Homeschool Cubing said:


> The main reason we don't want to host an official competition is because (A) we live far away from any delegates, and (B) if it was WCA it would be tough to have it be free and to not require masks / negative tests.


Interesting on the mask front. Where I live no one has to wear masks at comps or prove negative tests (except I wear a mask whenever I’m in a comp). On The delegate point, idrk where they
live but I’m sure there’s like 2 or 3 that would help

edit: ok I looked at like 5 comps in the Northeast and most of them had some kind of safety info, maybe the bullet will have to be bitten


----------



## DynaXT (Aug 25, 2022)

LBr said:


> Interesting on the mask front.

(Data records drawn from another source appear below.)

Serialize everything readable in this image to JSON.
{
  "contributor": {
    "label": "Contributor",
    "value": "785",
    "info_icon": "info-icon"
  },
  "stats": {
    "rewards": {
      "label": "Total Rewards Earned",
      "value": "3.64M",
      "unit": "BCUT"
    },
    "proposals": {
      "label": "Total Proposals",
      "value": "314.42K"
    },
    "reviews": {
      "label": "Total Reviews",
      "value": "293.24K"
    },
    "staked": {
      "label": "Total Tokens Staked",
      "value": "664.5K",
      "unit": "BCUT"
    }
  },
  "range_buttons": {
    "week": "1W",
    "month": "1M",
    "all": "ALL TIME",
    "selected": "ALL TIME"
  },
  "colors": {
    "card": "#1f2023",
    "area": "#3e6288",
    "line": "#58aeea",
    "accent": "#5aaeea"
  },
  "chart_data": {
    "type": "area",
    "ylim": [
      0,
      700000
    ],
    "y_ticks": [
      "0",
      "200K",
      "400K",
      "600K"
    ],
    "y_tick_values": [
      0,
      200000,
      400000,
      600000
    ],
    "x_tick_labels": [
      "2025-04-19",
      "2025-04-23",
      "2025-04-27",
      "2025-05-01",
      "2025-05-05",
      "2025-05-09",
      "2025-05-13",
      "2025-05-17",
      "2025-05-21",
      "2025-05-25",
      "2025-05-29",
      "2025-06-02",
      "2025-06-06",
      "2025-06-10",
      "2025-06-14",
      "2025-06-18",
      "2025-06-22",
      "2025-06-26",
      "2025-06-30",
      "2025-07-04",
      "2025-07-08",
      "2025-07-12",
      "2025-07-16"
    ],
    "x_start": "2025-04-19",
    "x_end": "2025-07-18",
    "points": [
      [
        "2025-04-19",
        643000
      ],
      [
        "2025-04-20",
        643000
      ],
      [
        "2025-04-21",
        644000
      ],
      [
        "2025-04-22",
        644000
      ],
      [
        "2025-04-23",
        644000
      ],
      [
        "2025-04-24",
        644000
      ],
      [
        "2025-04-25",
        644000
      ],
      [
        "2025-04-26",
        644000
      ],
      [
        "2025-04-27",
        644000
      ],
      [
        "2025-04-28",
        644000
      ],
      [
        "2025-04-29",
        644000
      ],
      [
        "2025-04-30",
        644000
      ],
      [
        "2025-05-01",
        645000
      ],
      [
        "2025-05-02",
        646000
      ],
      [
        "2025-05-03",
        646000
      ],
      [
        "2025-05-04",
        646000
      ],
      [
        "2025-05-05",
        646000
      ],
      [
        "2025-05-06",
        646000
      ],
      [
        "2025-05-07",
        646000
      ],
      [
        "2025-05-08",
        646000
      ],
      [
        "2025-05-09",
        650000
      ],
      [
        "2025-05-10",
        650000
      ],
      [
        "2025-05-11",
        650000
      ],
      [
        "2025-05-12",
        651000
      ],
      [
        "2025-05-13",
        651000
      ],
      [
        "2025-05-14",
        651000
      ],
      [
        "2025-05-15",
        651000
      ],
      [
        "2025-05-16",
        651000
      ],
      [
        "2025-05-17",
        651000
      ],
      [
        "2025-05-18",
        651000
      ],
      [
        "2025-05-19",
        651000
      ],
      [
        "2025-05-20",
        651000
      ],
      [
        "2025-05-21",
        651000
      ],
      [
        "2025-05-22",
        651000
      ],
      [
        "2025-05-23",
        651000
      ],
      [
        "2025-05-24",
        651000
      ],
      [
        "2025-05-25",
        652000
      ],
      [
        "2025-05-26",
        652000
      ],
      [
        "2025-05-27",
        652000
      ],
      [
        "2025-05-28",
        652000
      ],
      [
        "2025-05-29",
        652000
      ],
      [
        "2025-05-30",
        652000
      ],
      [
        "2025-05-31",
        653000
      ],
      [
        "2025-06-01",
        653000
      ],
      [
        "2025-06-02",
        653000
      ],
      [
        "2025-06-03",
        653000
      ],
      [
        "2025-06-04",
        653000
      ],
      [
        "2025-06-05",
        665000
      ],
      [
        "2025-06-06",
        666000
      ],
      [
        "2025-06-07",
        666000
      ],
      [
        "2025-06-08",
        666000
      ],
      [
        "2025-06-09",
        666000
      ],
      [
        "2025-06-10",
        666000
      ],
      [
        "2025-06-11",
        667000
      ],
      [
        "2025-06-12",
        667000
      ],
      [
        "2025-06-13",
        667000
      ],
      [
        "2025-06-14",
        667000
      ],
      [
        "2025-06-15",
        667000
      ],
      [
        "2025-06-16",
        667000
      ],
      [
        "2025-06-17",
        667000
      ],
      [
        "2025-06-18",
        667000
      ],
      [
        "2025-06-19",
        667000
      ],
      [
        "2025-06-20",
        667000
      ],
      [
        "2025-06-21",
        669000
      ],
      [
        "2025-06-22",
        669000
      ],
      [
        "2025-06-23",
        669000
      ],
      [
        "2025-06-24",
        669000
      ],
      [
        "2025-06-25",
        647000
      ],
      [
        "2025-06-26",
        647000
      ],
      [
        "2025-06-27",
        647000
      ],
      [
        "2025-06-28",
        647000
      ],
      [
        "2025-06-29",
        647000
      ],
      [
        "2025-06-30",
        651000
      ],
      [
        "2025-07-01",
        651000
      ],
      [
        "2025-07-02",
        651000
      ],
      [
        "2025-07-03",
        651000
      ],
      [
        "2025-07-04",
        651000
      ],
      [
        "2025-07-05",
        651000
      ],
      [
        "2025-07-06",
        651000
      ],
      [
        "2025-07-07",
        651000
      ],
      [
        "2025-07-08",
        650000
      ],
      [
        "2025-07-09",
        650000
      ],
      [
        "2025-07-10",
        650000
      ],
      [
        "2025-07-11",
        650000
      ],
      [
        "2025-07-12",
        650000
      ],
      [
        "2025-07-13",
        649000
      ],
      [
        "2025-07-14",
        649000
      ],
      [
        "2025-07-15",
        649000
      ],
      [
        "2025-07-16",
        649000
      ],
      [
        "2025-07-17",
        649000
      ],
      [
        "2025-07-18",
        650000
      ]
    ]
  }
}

Where I live no one has to wear masks at comps or prove negative tests (except I wear a mask whenever I’m in a comp). On The delegate point, idrk where they
> live but I’m sure there’s like 2 or 3 that would help
> 
> edit: ok I looked at like 5 comps in the NE and most of them had some kind of safety info, maybe the bullet will have to be bitten


Assuming NE is supposed to be NY, it's possible that safety precautions were put in place by the organizers. But I think the delegates might have a say in this as well, so I guess the best way is to contact someone. @Homeschool Cubing I can PM you some delegates in the area if you want, since we're kind of in the same region.


----------



## Thom S. (Aug 25, 2022)

And what about negative tests is killing you so much?


----------



## Jack Law (Aug 26, 2022)

i will do it if im not busy what day woud it be at


----------



## Homeschool Cubing (Aug 26, 2022)

DynaXT said:


> Assuming NE is supposed to be NY, it's possible that safety precautions were put in place by the organizers. But I think the delegates might have a say in this as well, so I guess the best way is to contact someone. @Homeschool Cubing I can PM you some delegates in the area if you want, since we're kind of in the same region.


I have already researched where the nearest delegates are and even talked to them in person about hosting a competition, but we have decided that an unofficial competition (if there is any at all) would just be easier.


----------